Ray Winder Field
(known as Travelers Field, 1932 to 1966)
BUILT: 1932
LAST GAME: September 3 2006
Ray Winder Field in Little Rock, AR, was the home of Little Rock affiliated baseball from 1932 through 2006. After that, the Arkansas Travelers of the Texas League began playing in a new ballpark in North Little Rock.
Winder hosted Negro Leagues baseball at least into the 1940s.
Opened in 1932, the ballpark was originally named for its team - then the Little Rock Travelers. The ballpark's exact name is vague; research yields Travelers Field, Traveler Field, and even Traveler's Field. It was renamed in 1966, for the man who became a ticket taker in 1915, part owner in 1944 and repeatedly saved professional baseball for Little Rock. After the city lost three Double-A teams in six years, Winder landed a Triple-A franchise in 1963. He retired in 1965.
Despite the usual credit to the Minnesota Twins, the Travs are likely the first American professional sports team to go by the name of its state rather than its city. The former Washington Senators took the Twins brand as they moved to Minneapolis, MN, in 1961, but the Little Rock Travelers became the Arkansas Travelers no later than 1967.

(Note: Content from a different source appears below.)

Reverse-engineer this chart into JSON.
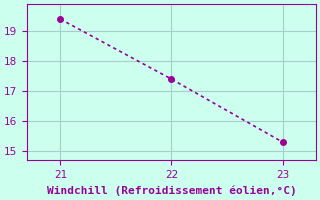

Located in War Memorial Park, Travelers replaced Kavanaugh Field, which opened in 1901 as West End Park. "The Fenway Park of the South" was torn down in 2012 - except its iconic clocked-topped scoreboard, which still overlooks what is now a hospital parking lot.
The Travs' 1966 franchise swap with the Double-A Texas League's Tulsa Oilers finally brought stability. The 12,246 attendance at Fernando Valenzuela's 1991 rehabilitation start at Ray Winder remains the state's largest pro baseball crowd ever.